What do you think the problems might be?

I'm not sure how to compare them. Usually I'd go with something like edgeR or similar for DE analysis. But in this case I'm not sure if that's suitable because it's different bacteria, different experimental setups etc. Therefore, I guess it's more a "gene A of orgA relatively highly expressed, in organismB it's not" ... but what normalization/approach to us? Does that make my problem more clear?

Tim

You are, indeed, going to have the problems you mentioned.
The data is from various sources, prepared differently, using different methods, on different machines analyzing expression for sequences that , though conserved, are different sequences.

Comparing them with deep certainty about the results is going to be challenging.

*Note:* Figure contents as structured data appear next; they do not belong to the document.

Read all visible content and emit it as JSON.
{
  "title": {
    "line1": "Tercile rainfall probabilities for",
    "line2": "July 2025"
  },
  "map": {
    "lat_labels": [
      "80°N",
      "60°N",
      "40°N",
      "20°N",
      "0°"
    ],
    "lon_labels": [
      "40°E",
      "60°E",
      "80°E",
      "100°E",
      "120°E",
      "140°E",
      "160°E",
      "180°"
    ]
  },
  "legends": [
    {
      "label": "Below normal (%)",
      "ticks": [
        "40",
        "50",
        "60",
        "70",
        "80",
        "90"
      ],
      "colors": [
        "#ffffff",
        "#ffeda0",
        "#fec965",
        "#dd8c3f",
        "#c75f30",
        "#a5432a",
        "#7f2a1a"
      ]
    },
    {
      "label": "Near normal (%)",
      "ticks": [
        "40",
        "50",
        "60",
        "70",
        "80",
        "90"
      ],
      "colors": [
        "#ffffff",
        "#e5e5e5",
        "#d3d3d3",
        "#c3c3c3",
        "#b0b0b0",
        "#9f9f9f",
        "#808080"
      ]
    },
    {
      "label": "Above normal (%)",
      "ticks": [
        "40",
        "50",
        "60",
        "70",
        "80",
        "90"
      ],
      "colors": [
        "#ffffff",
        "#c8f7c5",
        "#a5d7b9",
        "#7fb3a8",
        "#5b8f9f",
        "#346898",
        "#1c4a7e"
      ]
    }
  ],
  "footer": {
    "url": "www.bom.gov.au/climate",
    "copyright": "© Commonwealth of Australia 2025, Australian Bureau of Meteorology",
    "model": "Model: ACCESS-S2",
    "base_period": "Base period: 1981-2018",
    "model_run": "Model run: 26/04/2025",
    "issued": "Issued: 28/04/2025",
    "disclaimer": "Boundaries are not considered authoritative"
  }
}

Back in the day, I remember some guys using all the CEL files for Affymetrix expression chips and comparing expression between the various expressions from various sources in NIH's GEO (gene expression omnibus) database. A lot easier with a single chip type and single manufacturer's recommended procedure.

This EdegeR or DESEQ type approach are good for getting a measure of expression differences, that's not your problem.

The noise and biases of the various methods used to create the reads is your problem.

Perhaps limiting data to the best/most used protocols and sequencing machine might a good approach.

Maybe you should compare pairs

You're going to stumble into many normalization issues here. I'm having trouble comparing experiments from the same lab in two different experimental settings, let alone different labs and bacteria.
I would try another approach using simple statistics. I assume you have enough replicates so you can pair the experiments, taking the two conditions in each bacteria, growth phase, lab etc. and in each pair determine, for each gene, if it was up or down regulated (you'll have to normalize them, using DESeq normalization or other method). Then, if you have about 15 (or even less, depends on the number of genes you're testing) such pairs you can run the sign test on each gene. You should get p-values with sufficient power even after FDR correction.

If it were me, I would not even try to merge the two datasets. Analyze each independently just as you would any other cross-species comparison. Pull out your two independent gene lists and look for the overlap between them. Then you can make some comparisons of the commonly detected differential expression in each. First thing I'd want to see is do the two gene lists even rank order correlate at all. You can then do some stats if you wished to compare the independently derived gene lists.

Thanks everybody.
The "simple stats" solution is what I was thinking of, too. I will have a look into sign test and rank order conservation. Thanks for the help so far.